The latest data on applications to extremely expensive and selective universities offer some worthwhile falsification of a widely held belief. We hear often that the cost of college is prohibitive. We also hear often that student loan burdens are terrible, and folk wisdom suggests that the loan burdens are a function of cost increases.

If that were true, we’d expect to see the most expensive colleges suffering dramatic enrollment declines and the least expensive ones resorting to wait lists. We’d also expect to see the highest student loan default rates among the students with the highest balances.

Nope.

Colleges that charge over $80,000 per year, which is higher than the national median annual household income, have set records for the number of applications. Their acceptance rates are in the single digits. Meanwhile, community colleges that charge less than 10 percent of what the elites do have suffered dramatic enrollment declines over the last decade (although they seem to have leveled off this year). If high cost were the salient barrier, we’d expect to see the exact opposite of what we’re actually seeing.

With loan balances, something similar is happening. If the issue was the amount students owe, we’d expect to see students with the lowest balances having the lowest default rates. In fact, borrowers who owe less than $5,000 have the highest default rates. The knee-jerk intuitive explanation is exactly wrong.

If the obvious story is exactly wrong, it’s time to look at other possible stories.

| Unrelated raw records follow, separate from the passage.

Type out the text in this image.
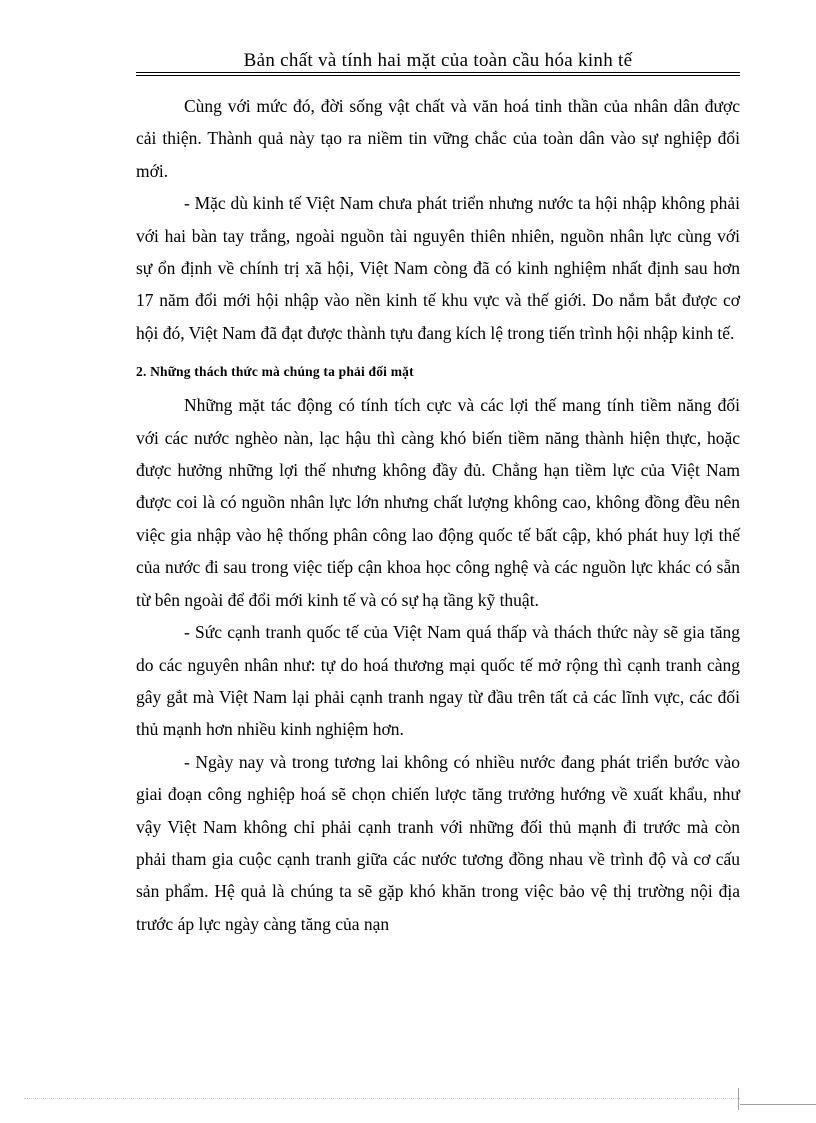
Bản chất và tính hai mặt của toàn cầu hóa kinh tế

Cùng với mức đó, đời sống vật chất và văn hoá tinh thần của nhân dân được cải thiện. Thành quả này tạo ra niềm tin vững chắc của toàn dân vào sự nghiệp đổi mới.

- Mặc dù kinh tế Việt Nam chưa phát triển nhưng nước ta hội nhập không phải với hai bàn tay trắng, ngoài nguồn tài nguyên thiên nhiên, nguồn nhân lực cùng với sự ổn định về chính trị xã hội, Việt Nam còng đã có kinh nghiệm nhất định sau hơn 17 năm đổi mới hội nhập vào nền kinh tế khu vực và thế giới. Do nắm bắt được cơ hội đó, Việt Nam đã đạt được thành tựu đang kích lệ trong tiến trình hội nhập kinh tế.

2. Những thách thức mà chúng ta phải đối mặt

Những mặt tác động có tính tích cực và các lợi thế mang tính tiềm năng đối với các nước nghèo nàn, lạc hậu thì càng khó biến tiềm năng thành hiện thực, hoặc được hưởng những lợi thế nhưng không đầy đủ. Chẳng hạn tiềm lực của Việt Nam được coi là có nguồn nhân lực lớn nhưng chất lượng không cao, không đồng đều nên việc gia nhập vào hệ thống phân công lao động quốc tế bất cập, khó phát huy lợi thế của nước đi sau trong việc tiếp cận khoa học công nghệ và các nguồn lực khác có sẵn từ bên ngoài để đổi mới kinh tế và có sự hạ tầng kỹ thuật.

- Sức cạnh tranh quốc tế của Việt Nam quá thấp và thách thức này sẽ gia tăng do các nguyên nhân như: tự do hoá thương mại quốc tế mở rộng thì cạnh tranh càng gây gắt mà Việt Nam lại phải cạnh tranh ngay từ đầu trên tất cả các lĩnh vực, các đối thủ mạnh hơn nhiều kinh nghiệm hơn.

- Ngày nay và trong tương lai không có nhiều nước đang phát triển bước vào giai đoạn công nghiệp hoá sẽ chọn chiến lược tăng trưởng hướng về xuất khẩu, như vậy Việt Nam không chỉ phải cạnh tranh với những đối thủ mạnh đi trước mà còn phải tham gia cuộc cạnh tranh giữa các nước tương đồng nhau về trình độ và cơ cấu sản phẩm. Hệ quả là chúng ta sẽ gặp khó khăn trong việc bảo vệ thị trường nội địa trước áp lực ngày càng tăng của nạn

For example, income and wealth polarization among families would fit the facts much more closely: more people are squeezed on the low end, while more occupy the high end and are willing and able to do what it takes to stay there. The inverse relationship between loan balances and default rates makes more sense when we realize that defaults are much more common among students who drop out without a credential. The highest loan balances are among the medical school graduates of the world, who tend to make enough to pay them back.

Getting the story right helps get the solution right. Stuffing everybody into Harvard wouldn’t work. Making accessible colleges more worthy of their students actually might.